Talia loved to laugh and could be goofy, according to her camp friend, Zoe Saldinger, who lives in Connecticut. In a phone conversation with JTA, Zoe recalled sharing a camel ride with Talia last summer on their camp trip to Israel.
“She was laughing the whole time,” joking that the camel behind them was going to bite them.
But she was a serious and dedicated artist as well.
During their two-week counselor-in-training session, Talia spent time drawing the camp’s natural surroundings, capturing the lake through a vista between trees, Zoe recalled.
“She had a cool way of seeing the world and finding ways to put that on the page,” she said.
Zoe’s mother, Cathryn, told JTA that she has been watching the friends grow up together since they were 11-year-old camp bunk mates. A photo of the two taken one summer at Good Harbor beach in Gloucester, Massachusetts, captures their infectious smiles and joy, Cathryn Saldinger said.

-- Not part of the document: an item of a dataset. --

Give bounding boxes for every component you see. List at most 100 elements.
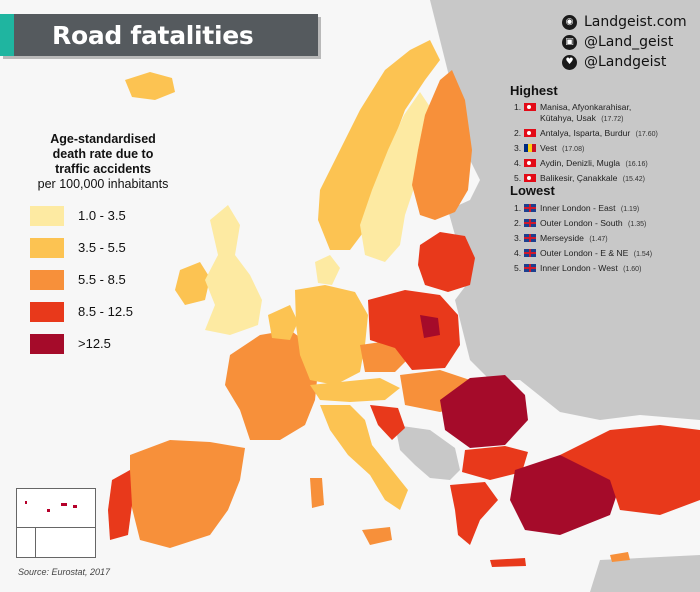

“Talia was really very brilliant, energetic and fun,” she said.
Camp friends have been in touch through phone calls, text messaging and FaceTime, Zoe said, but she anticipates that being together with Talia’s family and camp friends at the funeral will provide comfort.
Grief counselors and other school staff consoled students at the high school on Sunday and Monday, when schools reopened. The entire Needham community is mourning the loss of the students, according to the district’s superintendent, Dan Gutekanst, who described the teens as “energetic, athletic, caring, and loving daughters, sisters and friends.”
Garrido ran track during all three athletic seasons, the Globe reported. Newfield joined the cross-country team this fall. Team members chose to take part in a scheduled competition Sunday and wore black and white ribbons reading “TN & AG” to honor Talia and Adrienne.
Friends of the Newfield family gathered at their home throughout Sunday, according to Pam Putprush, a family friend whose daughter, Alex, was one of Talia’s closest friends.
“There were a lot of people there supporting them. It was good for them to not be alone,” Putprush told JTA.
The Congregational Church of Needham, the Putprush family church, held a community vigil. Many of the girls’ school friends attended, Putprush said.
She said her daughter, Alex and Talia were friends since their early elementary school years and shared clothes and hung out at each others’ homes. Talia had a similarly close relationship with Adrienne, Putprush said.
She said that while they were of different religious faiths, Talia and Alex shared many interests and the families are close. Growing up, Talia enjoyed many Christmas decorating parties at the Putprush home and Alex has been to many Friday night Shabbat dinners at the Newfield home, Putprush said.
In addition to her parents, Talia is survived by her siblings, Jake, Jessica and Michael. She is the granddaughter of Ethel and the late Kalman Newfield and the late Marvin and Cynthia Rosenkrantz.